AKRON-Goodyear and Cooper Tire & Rubber Co. reported record net income and sales for the year ended Dec. 31, while TBC Corp. said its year-end net income and sales results dipped below 1993 levels. All three companies recently released their fourth-quarter and year-end results.
Surging tire sales and Goodyear's prospering oil pipeline system helped offset the negative effects of escalating raw materials and labor costs, contributing significantly to the tire maker's record sales and earnings for 1994.
Goodyear ended the year with a 5.5-percent increase in sales to $12.3 billion, compared with 1993, as net income climbed 46.2 percent to $567 million from $387.8 million in 1993.
Goodyear boosted annual tire unit sales 7.1 percent over 1993, netting records in both the original equipment and replacement markets.
However, competitive pricing and increased raw material prices and labor costs caused the cost of goods sold as a percent of sales to increase to 75.5 percent in 1994 from 74.8 percent.
For the fourth quarter, worldwide sales rose 10.1 percent to $3.2 billion compared with the year-ago period, as net income jumped 20.6 percent to $136.5 million.
Goodyear's tires segment netted a record $1 billion in operating income for the year as sales climbed 5.5 percent to $10.5 billion compared with the previous year.
However, for the fourth quarter, the segment's operating income dropped 6.6 percent to $229.6 million, due to escalating raw material and labor costs and reduced interest income from time deposits held by the company in Brazil, officials said.
Despite Goodyear's report of record sales and earnings on Feb. 8, the company's share price fell $1, closing the day at 357/8.
Cooper Chairman and CEO Patrick W. Rooney credited strong markets and employee performance with the record net income and sales figures the company posted in 1994.
The Findlay, Ohio-based tire maker boosted year-end net income to a record $128.5 million, up 25.7 percent over 1993.
Net sales reached a record $1.4 billion for the year, up 17.7 percent over the prior year sales of $1.2 billion, the company said.
Cooper also reported a decline in capital expenditures during 1994 to $78.4 million from $117.2 million in 1993. But Mr.
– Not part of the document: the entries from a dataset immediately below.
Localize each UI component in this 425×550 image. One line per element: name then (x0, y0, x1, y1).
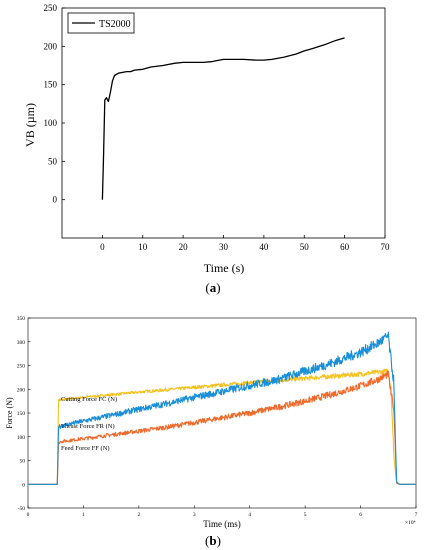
svg-text:(a): (a) (205, 280, 220, 295)
chart-a-ytick-label: 250 (44, 3, 58, 13)
panel-a-caption: (a) (205, 280, 220, 295)
chart-a-xtick-label: 0 (100, 242, 105, 252)
chart-a-legend-box (67, 12, 135, 34)
chart-b-x-exponent: ×10⁴ (405, 520, 416, 526)
chart-a-xtick-label: 20 (179, 242, 189, 252)
chart-b-ytick-label: 50 (20, 459, 26, 465)
chart-b-ytick-label: -50 (18, 506, 26, 512)
series-label-thrust-force: Thrust Force FR (N) (61, 423, 115, 430)
chart-a-ylabel: VB (µm) (23, 103, 37, 147)
chart-b-xlabel: Time (ms) (203, 519, 240, 529)
chart-b-ytick-label: 150 (17, 411, 26, 417)
chart-b-ytick-label: 0 (22, 482, 25, 488)
chart-b-xtick-label: 7 (415, 512, 418, 518)
chart-b-ytick-label: 200 (17, 387, 26, 393)
chart-a-ytick-label: 200 (44, 41, 58, 51)
chart-a-plot-frame (61, 7, 386, 239)
chart-b-ytick-label: 300 (17, 340, 26, 346)
chart-a-ytick-label: 50 (48, 156, 58, 166)
series-label-cutting-force: Cutting Force FC (N) (61, 396, 117, 403)
chart-a-ytick-label: 100 (44, 118, 58, 128)
chart-a-legend: TS2000 (67, 12, 135, 34)
chart-b-xtick-label: 3 (193, 512, 196, 518)
chart-b-series-labels: Cutting Force FC (N) Thrust Force FR (N)… (61, 396, 117, 452)
chart-b-xtick-label: 4 (248, 512, 251, 518)
chart-b-ytick-label: 250 (17, 364, 26, 370)
chart-a: 0 10 20 30 40 50 60 70 0 50 100 150 200 250 TS2000 Ti… (23, 3, 390, 275)
panel-b-caption: (b) (205, 533, 221, 548)
chart-b-plot-frame (27, 317, 417, 509)
chart-a-xtick-label: 70 (381, 242, 391, 252)
chart-b-ytick-label: 350 (17, 316, 26, 322)
svg-text:(b): (b) (205, 533, 221, 548)
chart-a-ticks: 0 10 20 30 40 50 60 70 0 50 100 150 200 250 (44, 3, 391, 252)
chart-b-xtick-label: 1 (82, 512, 85, 518)
chart-b-xtick-label: 6 (359, 512, 362, 518)
chart-b-series (27, 331, 417, 485)
chart-b-series-line-0 (27, 368, 417, 485)
chart-a-series (101, 37, 345, 200)
chart-b-xtick-label: 2 (137, 512, 140, 518)
chart-a-xtick-label: 10 (138, 242, 148, 252)
chart-a-xtick-label: 60 (340, 242, 350, 252)
chart-b-xtick-label: 0 (27, 512, 30, 518)
chart-b-series-line-1 (27, 331, 417, 485)
chart-b-ytick-label: 100 (17, 435, 26, 441)
chart-a-xtick-label: 40 (259, 242, 269, 252)
chart-a-xlabel: Time (s) (204, 261, 245, 275)
chart-a-ytick-label: 0 (53, 195, 58, 205)
series-label-feed-force: Feed Force FF (N) (61, 445, 110, 452)
chart-b-series-line-2 (27, 370, 417, 485)
chart-a-legend-label: TS2000 (99, 19, 131, 30)
chart-a-ytick-label: 150 (44, 80, 58, 90)
chart-a-xtick-label: 50 (300, 242, 310, 252)
chart-a-xtick-label: 30 (219, 242, 229, 252)
chart-b-xtick-label: 5 (304, 512, 307, 518)
chart-a-series-line-0 (101, 37, 345, 200)
chart-b-ylabel: Force (N) (5, 397, 14, 429)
Rooney attributed this to a matter of project timing.
``We are continuing to invest all the necessary funds for expansions and technology to keep us in a leading position in our industry,'' he said.
For the fourth quarter, Cooper's sales grew 22.5 percent to $361.3 million vs. $294.9 million in the comparable 1993 period. Net income during the quarter jumped 40.5 percent to $39.1 million from $27.8 million in 1993.
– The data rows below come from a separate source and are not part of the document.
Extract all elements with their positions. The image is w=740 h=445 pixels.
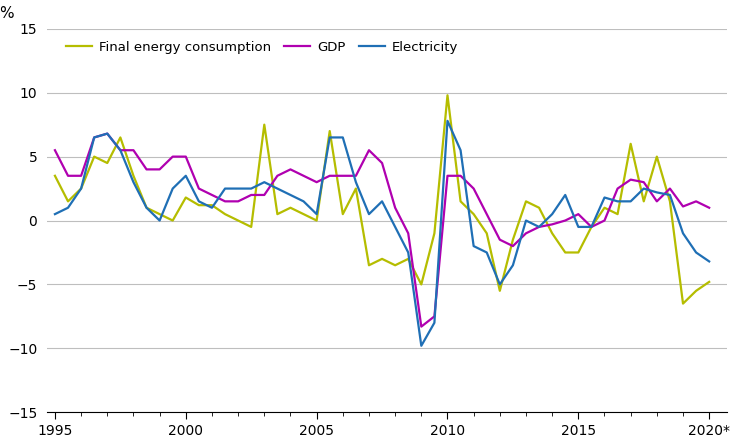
GDP <box>548 222 556 227</box>
Final energy consumption <box>246 224 255 230</box>
Final energy consumption <box>260 122 269 127</box>
Electricity <box>246 186 255 191</box>
GDP <box>704 205 713 210</box>
Final energy consumption <box>679 301 687 306</box>
Legend: Final energy consumption, GDP, Electricity: Final energy consumption, GDP, Electrici… <box>61 36 463 59</box>
Electricity <box>260 179 269 185</box>
GDP <box>103 131 112 136</box>
Final energy consumption <box>692 288 701 294</box>
GDP <box>273 173 282 178</box>
Electricity <box>548 211 556 217</box>
Electricity <box>692 250 701 255</box>
Electricity <box>417 343 425 348</box>
Electricity <box>195 198 204 204</box>
Text: %: % <box>0 6 14 21</box>
Line: GDP: GDP <box>55 134 709 327</box>
GDP <box>50 148 59 153</box>
Final energy consumption <box>195 202 204 208</box>
Final energy consumption <box>534 205 543 210</box>
Final energy consumption <box>50 173 59 178</box>
Final energy consumption <box>495 288 504 294</box>
GDP <box>260 192 269 198</box>
Line: Electricity: Electricity <box>55 121 709 346</box>
GDP <box>417 324 425 329</box>
GDP <box>692 198 701 204</box>
GDP <box>207 192 216 198</box>
Electricity <box>508 263 517 268</box>
Electricity <box>443 118 452 124</box>
GDP <box>508 243 517 249</box>
Electricity <box>50 211 59 217</box>
Line: Final energy consumption: Final energy consumption <box>55 95 709 303</box>
Final energy consumption <box>704 279 713 284</box>
Electricity <box>704 259 713 264</box>
Final energy consumption <box>443 93 452 98</box>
Despite strong fourth-quarter earnings, TBC reported its 1994 net income and sales figures were down from a year ago.
For the year, TBC's net income totaled $19.5 million compared with $21.4 million in 1993. Net sales for the same period dipped nearly 3 percent to $551.9 million from $568.7 million a year ago.
Net income for the fourth quarter increased 6.1 percent to $5.2 million vs. $4.9 million during the comparable 1993 period. Fourth quarter net sales dropped 1.5 percent to $127.7 million from $129.6 million a year ago, the company reported.